There is just one obvious problem: a cheating prover can of course just pretend like the dice throw came out however it wanted them to (e.g. not opening the cheating pair of players). The Fiat-Shamir transformation resolves this by essentially using a hash function to “roll the dice in a verifiably random way”.

This is done by having the prover hash his messages (the commitments to each player’s view), the hash digest is then used as the random challenge (e.g. interpreted as a sequence of integers denoting which players to open).

A cheating prover can of course try changing its messages and recomputing the hash until it gets a challenge that allows him to cheat, however, this merely corresponds to running the interactive protocol multiple times in a setting where the verifier allows him to attempt any number of times. Hence the probability of a cheating prover succeeding in the interactive protocol is amplified by the amount of computation the cheating prover has available, e.g. if the interactive protocol allows the prover to cheat with probability 2^{-128}, then the adversary would have to compute the hash an expected 2^{127} times to cheat; which is clearly not feasible.

Note: In reality, the Fiat-Shamir transform requires a “Random Oracle” [see: https://blog.cryptographyengineering.com/2011/09/29/what-is-random-oracle-model-and-why-3/ for more details], a proof artifact that cannot really be instantiated. However in practice replacing the “Random Oracle” with a “good hash function,” where the output of the hash function “looks random” is sufficient.

Reverie

This finally brings us to Reverie. Reverie is an efficient Rust implementation of the MPC-in-the-head proof system described in KKW 2018 derived by applying the previous two compilers to a particularly simple MPC protocol. Since the proof system works for any ring (e.g., finite fields, the integers modulo a composite or vector spaces), Reverie is designed to be both fast and flexible enough to support computations in any ring.
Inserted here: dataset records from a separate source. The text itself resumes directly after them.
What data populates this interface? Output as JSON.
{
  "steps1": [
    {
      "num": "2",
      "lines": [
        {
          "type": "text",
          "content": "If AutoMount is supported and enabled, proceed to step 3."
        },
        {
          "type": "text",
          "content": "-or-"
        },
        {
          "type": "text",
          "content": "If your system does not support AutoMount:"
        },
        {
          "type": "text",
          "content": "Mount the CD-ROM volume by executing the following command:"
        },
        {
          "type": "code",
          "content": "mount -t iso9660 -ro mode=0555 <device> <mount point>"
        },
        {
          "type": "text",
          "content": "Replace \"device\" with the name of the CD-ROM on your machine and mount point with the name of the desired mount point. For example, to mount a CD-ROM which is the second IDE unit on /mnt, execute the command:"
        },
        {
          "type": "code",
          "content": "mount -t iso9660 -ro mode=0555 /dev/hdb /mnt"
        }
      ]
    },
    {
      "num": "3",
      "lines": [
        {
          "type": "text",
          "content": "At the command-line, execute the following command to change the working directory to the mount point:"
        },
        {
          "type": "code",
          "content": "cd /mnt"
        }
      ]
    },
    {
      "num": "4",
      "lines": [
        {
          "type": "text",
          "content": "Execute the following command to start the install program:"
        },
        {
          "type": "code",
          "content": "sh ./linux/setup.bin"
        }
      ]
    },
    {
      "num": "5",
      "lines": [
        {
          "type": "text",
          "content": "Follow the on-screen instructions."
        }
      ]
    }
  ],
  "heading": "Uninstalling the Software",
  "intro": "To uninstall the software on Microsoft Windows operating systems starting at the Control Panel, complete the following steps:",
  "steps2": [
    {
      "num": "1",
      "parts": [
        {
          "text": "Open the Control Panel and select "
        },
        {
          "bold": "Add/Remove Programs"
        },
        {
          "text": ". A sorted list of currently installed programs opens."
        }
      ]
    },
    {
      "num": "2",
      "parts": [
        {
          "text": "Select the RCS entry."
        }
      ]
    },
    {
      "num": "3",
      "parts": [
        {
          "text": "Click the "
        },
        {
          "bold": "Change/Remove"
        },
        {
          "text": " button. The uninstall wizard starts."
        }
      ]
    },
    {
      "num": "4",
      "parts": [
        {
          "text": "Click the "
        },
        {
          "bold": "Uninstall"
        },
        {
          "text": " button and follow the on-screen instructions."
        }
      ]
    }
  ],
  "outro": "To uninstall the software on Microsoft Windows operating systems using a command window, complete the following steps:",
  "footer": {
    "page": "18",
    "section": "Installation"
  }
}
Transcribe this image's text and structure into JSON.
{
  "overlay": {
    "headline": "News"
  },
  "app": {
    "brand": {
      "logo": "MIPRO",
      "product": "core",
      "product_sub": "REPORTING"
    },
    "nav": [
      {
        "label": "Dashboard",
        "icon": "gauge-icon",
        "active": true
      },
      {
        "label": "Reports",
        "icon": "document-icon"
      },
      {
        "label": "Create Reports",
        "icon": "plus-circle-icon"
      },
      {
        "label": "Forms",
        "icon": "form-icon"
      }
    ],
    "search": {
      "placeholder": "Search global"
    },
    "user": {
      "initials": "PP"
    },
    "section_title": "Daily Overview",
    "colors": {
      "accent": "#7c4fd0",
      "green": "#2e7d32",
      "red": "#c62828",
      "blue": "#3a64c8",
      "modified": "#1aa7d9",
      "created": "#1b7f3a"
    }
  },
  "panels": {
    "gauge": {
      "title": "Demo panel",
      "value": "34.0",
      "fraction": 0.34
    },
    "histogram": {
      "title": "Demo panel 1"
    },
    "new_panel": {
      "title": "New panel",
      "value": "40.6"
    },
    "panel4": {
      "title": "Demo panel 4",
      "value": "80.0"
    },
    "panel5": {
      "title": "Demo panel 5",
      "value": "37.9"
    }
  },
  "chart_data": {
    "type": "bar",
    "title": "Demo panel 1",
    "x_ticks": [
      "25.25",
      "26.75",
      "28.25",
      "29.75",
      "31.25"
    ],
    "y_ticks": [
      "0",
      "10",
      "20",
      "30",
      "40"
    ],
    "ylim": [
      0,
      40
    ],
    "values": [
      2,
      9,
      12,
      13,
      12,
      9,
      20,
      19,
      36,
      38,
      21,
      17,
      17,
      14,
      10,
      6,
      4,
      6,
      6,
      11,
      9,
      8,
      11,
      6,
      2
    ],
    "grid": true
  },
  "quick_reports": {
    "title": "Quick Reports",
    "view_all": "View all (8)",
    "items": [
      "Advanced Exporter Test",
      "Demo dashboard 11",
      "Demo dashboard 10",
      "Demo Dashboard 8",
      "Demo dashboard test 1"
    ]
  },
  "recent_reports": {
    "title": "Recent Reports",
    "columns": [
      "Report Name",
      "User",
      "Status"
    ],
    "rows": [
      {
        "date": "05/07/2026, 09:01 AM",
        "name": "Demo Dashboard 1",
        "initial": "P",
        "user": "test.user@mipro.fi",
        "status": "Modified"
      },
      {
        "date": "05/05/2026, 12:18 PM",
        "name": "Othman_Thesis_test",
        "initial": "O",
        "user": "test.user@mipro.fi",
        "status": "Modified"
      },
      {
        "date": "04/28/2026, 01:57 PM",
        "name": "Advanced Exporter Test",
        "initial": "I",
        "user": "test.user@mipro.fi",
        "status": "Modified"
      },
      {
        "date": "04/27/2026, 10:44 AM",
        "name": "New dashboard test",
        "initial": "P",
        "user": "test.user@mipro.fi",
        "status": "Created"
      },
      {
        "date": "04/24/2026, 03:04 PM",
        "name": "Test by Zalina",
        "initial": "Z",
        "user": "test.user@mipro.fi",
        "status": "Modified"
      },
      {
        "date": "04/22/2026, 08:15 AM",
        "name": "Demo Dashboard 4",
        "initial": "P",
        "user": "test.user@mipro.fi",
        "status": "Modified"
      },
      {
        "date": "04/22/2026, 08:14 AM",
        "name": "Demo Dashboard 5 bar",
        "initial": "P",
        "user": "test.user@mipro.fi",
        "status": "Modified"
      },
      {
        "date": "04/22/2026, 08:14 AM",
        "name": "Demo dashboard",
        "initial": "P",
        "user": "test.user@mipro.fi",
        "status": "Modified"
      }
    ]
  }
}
Since the MPC-in-the-head paradigm covered above is quite general and the techniques in KKW generalize very easily, Reverie is also designed to be general and easily extendable. This makes it easier to add features such as moving between rings inside the proof system and adding “random gates” to the circuits.

Optimizations

To improve performance, Reverie uses a number of implementation tricks:

Heavy use of bitslicing. Since the parties in the underlying MPC protocol all execute the same simple operations in parallel, we can significantly improve performance by packing the players’ state continuously in memory, then operating on all players in parallel with a single operation (either in traditional 64-bit registers or with SIMD instructions). Reverie never operates on the state of individual players.
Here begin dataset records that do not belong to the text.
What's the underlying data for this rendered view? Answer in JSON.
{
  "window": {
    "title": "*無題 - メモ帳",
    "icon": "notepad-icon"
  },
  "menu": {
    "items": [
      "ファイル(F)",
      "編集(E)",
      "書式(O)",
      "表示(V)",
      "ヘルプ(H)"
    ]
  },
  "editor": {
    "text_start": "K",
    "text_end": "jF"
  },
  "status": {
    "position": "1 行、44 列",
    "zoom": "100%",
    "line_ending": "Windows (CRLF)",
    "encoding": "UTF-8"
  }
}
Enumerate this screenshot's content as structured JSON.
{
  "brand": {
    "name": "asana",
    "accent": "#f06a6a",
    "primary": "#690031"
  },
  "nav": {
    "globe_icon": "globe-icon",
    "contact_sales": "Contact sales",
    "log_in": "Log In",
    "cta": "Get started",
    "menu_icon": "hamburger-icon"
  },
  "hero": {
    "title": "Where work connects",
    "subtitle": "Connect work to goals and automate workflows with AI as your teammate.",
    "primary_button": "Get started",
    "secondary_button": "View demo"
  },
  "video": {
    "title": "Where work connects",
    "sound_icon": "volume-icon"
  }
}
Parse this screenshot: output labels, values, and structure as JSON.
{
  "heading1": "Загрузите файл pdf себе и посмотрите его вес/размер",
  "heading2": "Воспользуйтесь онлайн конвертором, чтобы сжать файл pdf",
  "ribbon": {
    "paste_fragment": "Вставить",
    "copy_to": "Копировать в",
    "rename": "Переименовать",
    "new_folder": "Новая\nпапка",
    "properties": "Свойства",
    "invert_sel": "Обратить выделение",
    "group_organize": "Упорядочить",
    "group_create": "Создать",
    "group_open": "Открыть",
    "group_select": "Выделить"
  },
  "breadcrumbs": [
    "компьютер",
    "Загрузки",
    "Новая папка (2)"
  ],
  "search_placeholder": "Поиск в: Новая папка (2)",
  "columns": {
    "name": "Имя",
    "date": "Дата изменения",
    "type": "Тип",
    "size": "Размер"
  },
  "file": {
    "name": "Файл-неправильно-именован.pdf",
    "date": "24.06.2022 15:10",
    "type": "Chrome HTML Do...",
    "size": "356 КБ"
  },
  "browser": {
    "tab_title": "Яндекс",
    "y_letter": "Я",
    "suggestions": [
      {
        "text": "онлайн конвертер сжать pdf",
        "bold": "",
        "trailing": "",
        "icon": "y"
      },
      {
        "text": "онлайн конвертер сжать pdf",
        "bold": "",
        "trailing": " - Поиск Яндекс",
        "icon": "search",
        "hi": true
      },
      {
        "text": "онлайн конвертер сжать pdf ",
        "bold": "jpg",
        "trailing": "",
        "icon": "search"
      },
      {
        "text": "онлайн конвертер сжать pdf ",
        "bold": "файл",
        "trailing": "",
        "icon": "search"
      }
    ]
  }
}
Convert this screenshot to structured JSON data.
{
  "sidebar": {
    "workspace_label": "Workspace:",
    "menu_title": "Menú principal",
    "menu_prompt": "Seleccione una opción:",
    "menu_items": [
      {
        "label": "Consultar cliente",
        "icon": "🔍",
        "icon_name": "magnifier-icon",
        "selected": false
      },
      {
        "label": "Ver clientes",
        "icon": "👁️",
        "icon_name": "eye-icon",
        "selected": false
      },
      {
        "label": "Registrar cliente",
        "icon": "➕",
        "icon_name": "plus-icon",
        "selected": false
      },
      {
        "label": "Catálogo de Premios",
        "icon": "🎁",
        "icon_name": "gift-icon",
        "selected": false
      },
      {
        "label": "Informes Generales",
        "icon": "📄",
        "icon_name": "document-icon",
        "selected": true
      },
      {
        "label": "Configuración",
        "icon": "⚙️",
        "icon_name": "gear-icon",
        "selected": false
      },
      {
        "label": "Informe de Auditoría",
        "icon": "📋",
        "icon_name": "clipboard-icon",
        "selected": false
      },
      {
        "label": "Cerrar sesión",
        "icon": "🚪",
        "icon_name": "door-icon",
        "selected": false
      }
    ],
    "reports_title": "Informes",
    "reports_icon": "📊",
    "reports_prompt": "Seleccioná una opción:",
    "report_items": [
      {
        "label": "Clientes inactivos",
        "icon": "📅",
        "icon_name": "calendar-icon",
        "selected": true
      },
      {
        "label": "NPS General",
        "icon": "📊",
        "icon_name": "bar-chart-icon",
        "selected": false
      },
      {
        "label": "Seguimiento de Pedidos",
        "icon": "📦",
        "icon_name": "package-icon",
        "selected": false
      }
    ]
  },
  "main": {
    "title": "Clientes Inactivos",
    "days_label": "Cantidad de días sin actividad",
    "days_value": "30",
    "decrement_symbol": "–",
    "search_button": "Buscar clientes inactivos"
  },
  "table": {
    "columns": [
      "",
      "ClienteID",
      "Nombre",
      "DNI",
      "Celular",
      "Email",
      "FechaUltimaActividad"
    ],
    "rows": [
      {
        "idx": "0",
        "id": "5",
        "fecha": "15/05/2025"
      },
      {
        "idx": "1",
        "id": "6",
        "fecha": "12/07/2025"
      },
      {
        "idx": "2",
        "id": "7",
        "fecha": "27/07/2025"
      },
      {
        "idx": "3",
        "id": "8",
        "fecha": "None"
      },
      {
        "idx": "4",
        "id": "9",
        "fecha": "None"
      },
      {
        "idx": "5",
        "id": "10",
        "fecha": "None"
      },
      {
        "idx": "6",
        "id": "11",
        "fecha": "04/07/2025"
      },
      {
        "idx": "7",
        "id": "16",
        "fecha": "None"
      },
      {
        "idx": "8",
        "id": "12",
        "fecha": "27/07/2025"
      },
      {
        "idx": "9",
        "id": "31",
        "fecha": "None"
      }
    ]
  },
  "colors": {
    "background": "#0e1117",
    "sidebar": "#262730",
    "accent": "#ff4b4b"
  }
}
Parallelism. Since the proof system requires a number of repetitions for “soundness amplification,” each of these can be trivially  delegated to a separate thread for a linear increase in performance.

Fast cryptographic primitives. Reverie makes use of Blake3 and ChaCha12, since these were found to be the fastest cryptographic primitives (cryptographic hash function and pseudo random function) while still offering a very comfortable security margin.
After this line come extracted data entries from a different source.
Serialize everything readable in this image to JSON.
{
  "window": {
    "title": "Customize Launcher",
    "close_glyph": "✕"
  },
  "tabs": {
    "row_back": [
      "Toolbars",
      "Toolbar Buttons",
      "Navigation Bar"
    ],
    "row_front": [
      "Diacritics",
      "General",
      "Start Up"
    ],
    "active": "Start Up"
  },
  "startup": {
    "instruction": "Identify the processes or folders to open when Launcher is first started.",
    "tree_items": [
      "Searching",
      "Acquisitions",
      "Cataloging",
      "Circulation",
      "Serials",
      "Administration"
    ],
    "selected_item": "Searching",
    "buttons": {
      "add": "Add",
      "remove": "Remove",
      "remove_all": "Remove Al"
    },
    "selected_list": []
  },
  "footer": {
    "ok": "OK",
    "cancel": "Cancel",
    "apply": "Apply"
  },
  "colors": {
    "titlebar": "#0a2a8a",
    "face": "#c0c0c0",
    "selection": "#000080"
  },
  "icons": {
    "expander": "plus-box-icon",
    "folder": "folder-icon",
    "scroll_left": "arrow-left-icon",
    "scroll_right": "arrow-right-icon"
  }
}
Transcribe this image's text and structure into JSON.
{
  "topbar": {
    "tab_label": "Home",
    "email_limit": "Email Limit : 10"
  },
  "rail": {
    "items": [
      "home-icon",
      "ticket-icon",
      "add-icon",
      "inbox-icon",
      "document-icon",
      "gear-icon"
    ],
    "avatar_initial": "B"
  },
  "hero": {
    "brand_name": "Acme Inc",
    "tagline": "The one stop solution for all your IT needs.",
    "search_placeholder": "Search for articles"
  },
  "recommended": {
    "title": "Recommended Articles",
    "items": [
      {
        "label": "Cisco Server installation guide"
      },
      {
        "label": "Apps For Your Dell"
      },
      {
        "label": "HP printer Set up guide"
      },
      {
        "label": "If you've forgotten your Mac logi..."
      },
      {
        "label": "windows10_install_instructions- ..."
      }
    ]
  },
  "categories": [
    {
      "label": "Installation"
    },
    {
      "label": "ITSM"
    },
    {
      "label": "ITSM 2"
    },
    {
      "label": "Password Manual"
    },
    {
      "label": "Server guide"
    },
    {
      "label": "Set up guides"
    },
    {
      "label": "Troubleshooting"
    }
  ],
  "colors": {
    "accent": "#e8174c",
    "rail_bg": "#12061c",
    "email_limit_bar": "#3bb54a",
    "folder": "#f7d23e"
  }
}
Streaming prover and streaming verifier. Reverie allows the proof to be produced and verified in a steaming fashion: this enables the verifier to validate the proof while the proof is still being generated and transmitted by the prover. This means that Reverie’s proof and verification components are fully asynchronous.

Benchmarks

To benchmark Reverie, we measured the speed of verifying the SHA-256 compression function on this circuit. Reverie averages around 20 SHA-256 compression/second on a (32-core) AMD EPYC 7601:

Num. of SHA-256 compression applications Proof generation time AND Gates XOR Gates Proof size
100 4.76 s 2,227,200 9,397,400 22 MB
1000 50.39 s 22,272,000 93,974,000 220 MB
10000 482.97s 222,720,000 939,740,000 2.2 GB

Conclusion

Reverie is the first step in creating high-performance zero-knowledge proofs outside of the dominant SNARK paradigm, and it handles hundreds of millions of AND/XOR gates with relative ease. The project comes with a simple “companion” program (in the “companion” subdirectory) which makes playing with Reverie relatively easy. Try it now on Github and crates.io!